No conto Amor, de Clarice Lispector, a personagem Ana
leva uma vida aparentemente normal. Mas tudo muda quando ela vê um cego
num ponto de bonde. Esse olhar profundo no outro provoca uma crise moral
e existencial na personagem. “O cego ficara atrás para sempre, mas o
mal já estava feito”. Para Ana, a visão do cego “mergulhara o mundo em
escura sofreguidão”, e ela “caíra numa bondade extremamente dolorosa.”
Como será a vida das pessoas após a pandemia, que certamente deixará uma grande parte do mundo em escura sofreguidão? Será que, à semelhança da personagem de Clarice, vamos “cair numa bondade extremamente dolorosa”? Seremos mais solidários?
Não
consigo prever nem sequer intuir o futuro. Como escritor de ficção,
estou mais preocupado com o passado e sua repercussão no presente. Mas
arrisco dizer que o sofrimento da imensa maioria dos brasileiros e a
morte de milhares de pessoas podem sensibilizar os que eram indiferentes à dor dos outros.
Também
nesse sentido o conto de Clarice Lispector é notável. Se muita gente
pensar na dor dos mais desvalidos num mundo mergulhado em escura
sofreguidão, é provável que certas sociedades sejam mais humanizadas.

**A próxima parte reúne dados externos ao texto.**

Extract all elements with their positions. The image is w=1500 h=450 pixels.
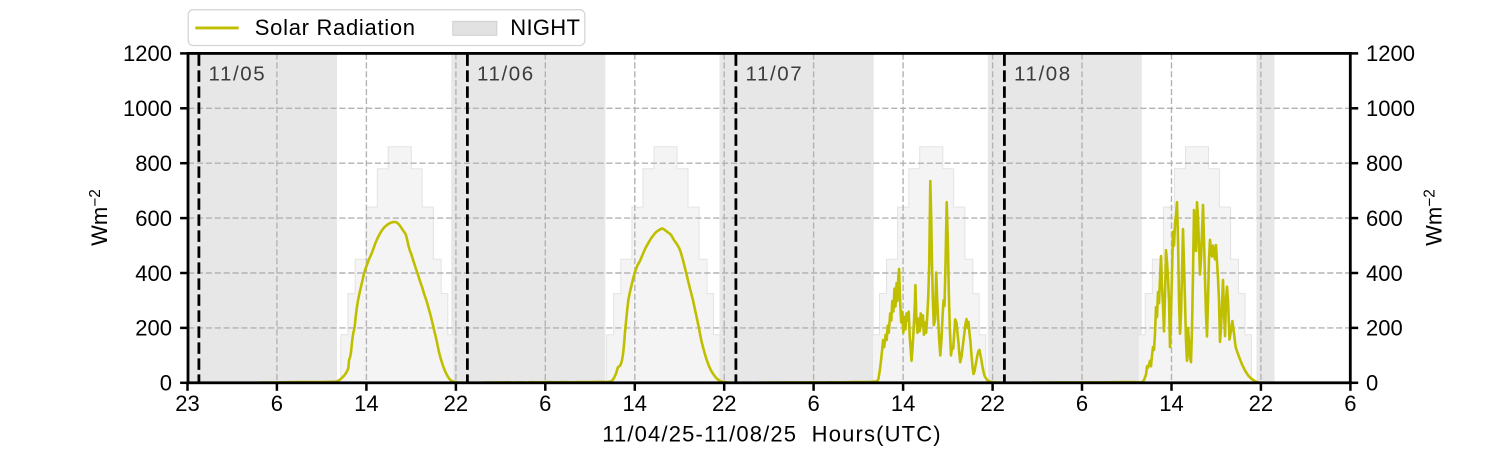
svg-text:14: 14 <box>354 391 378 416</box>
svg-text:6: 6 <box>539 391 551 416</box>
svg-text:600: 600 <box>1366 206 1403 231</box>
svg-text:22: 22 <box>1249 391 1273 416</box>
svg-text:22: 22 <box>980 391 1004 416</box>
svg-text:14: 14 <box>1159 391 1183 416</box>
svg-text:0: 0 <box>160 371 172 396</box>
svg-text:23: 23 <box>175 391 199 416</box>
svg-text:11/08: 11/08 <box>1014 63 1072 86</box>
svg-text:200: 200 <box>1366 316 1403 341</box>
svg-text:1200: 1200 <box>123 41 172 66</box>
svg-text:800: 800 <box>1366 151 1403 176</box>
svg-text:22: 22 <box>444 391 468 416</box>
svg-text:400: 400 <box>135 261 172 286</box>
svg-text:14: 14 <box>623 391 647 416</box>
svg-text:1200: 1200 <box>1366 41 1415 66</box>
svg-text:0: 0 <box>1366 371 1378 396</box>
svg-text:6: 6 <box>1076 391 1088 416</box>
svg-text:14: 14 <box>891 391 915 416</box>
svg-text:NIGHT: NIGHT <box>510 15 580 40</box>
svg-text:1000: 1000 <box>1366 96 1415 121</box>
svg-text:11/05: 11/05 <box>209 63 267 86</box>
svg-text:Solar Radiation: Solar Radiation <box>255 15 416 40</box>
svg-text:11/04/25-11/08/25 Hours(UTC): 11/04/25-11/08/25 Hours(UTC) <box>602 422 941 447</box>
svg-text:22: 22 <box>712 391 736 416</box>
svg-text:6: 6 <box>1344 391 1356 416</box>
svg-text:400: 400 <box>1366 261 1403 286</box>
svg-text:11/06: 11/06 <box>477 63 535 86</box>
svg-text:11/07: 11/07 <box>746 63 804 86</box>
svg-text:800: 800 <box>135 151 172 176</box>
svg-text:1000: 1000 <box>123 96 172 121</box>
svg-text:600: 600 <box>135 206 172 231</box>
svg-text:6: 6 <box>271 391 283 416</box>
svg-text:200: 200 <box>135 316 172 341</box>
svg-text:6: 6 <box>807 391 819 416</box>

Refiro-me a nações com democracia estável e instituições sólidas, cujos
cidadãos – dos mais pobres aos mais ricos - são protegidos pelo Estado
do bem-estar social. Nações em que as Forças Armadas apenas cumprem seu
papel institucional e jamais se intrometem na vida política, muito menos
para tutelar, com alianças cúmplices, governos autoritários, sem
qualquer compromisso com a democracia.
Muitas
pessoas vão refletir sobre nossa dupla miséria: social e política. Mas a
grande questão refere-se ao papel do Estado, responsável por políticas públicas.
Os biomas e suas populações originárias serão protegidos e respeitados?
A obscena, brutal desigualdade social vai diminuir? Vão diminuir a
violência e a impostura política? Nossas elites – política, econômica,
institucional - vão adquirir consciência de que é urgente investir
seriamente no saneamento básico, na educação e saúde públicas de qualidade?
Manter o SUS é fundamental, mas é bom lembrar: antes da pandemia, os brasileiros mais humildes eram mal atendidos, e milhares morriam
(e ainda morrem) por falta de atendimento. É verdade que faltam
recursos e capacitação ao SUS, mas é também verdade que alguns estados -
como o Amazonas e o Rio, entre outros – são mal administrados e
saqueados há décadas.
Talvez essas perguntas e
observações sejam inúteis enquanto durar o atual governo, que alimenta
perversamente o atual estado catastrófico. Não encontro qualquer razão
para ser otimista, se é que fui algum dia. E a esperança, para não ser
uma mera palavrinha de consolo, só fará sentido se houver uma forte
mobilização de todos os brasileiros que anseiam por uma verdadeira democracia para este país.
Espero
que os jovens usem toda sua energia – física, moral e intelectual –
para, nos limites da democracia e do Estado de direito, fazer mudanças positivas e duradouras. Só assim poderemos emergir desse “mundo em escura sofreguidão.”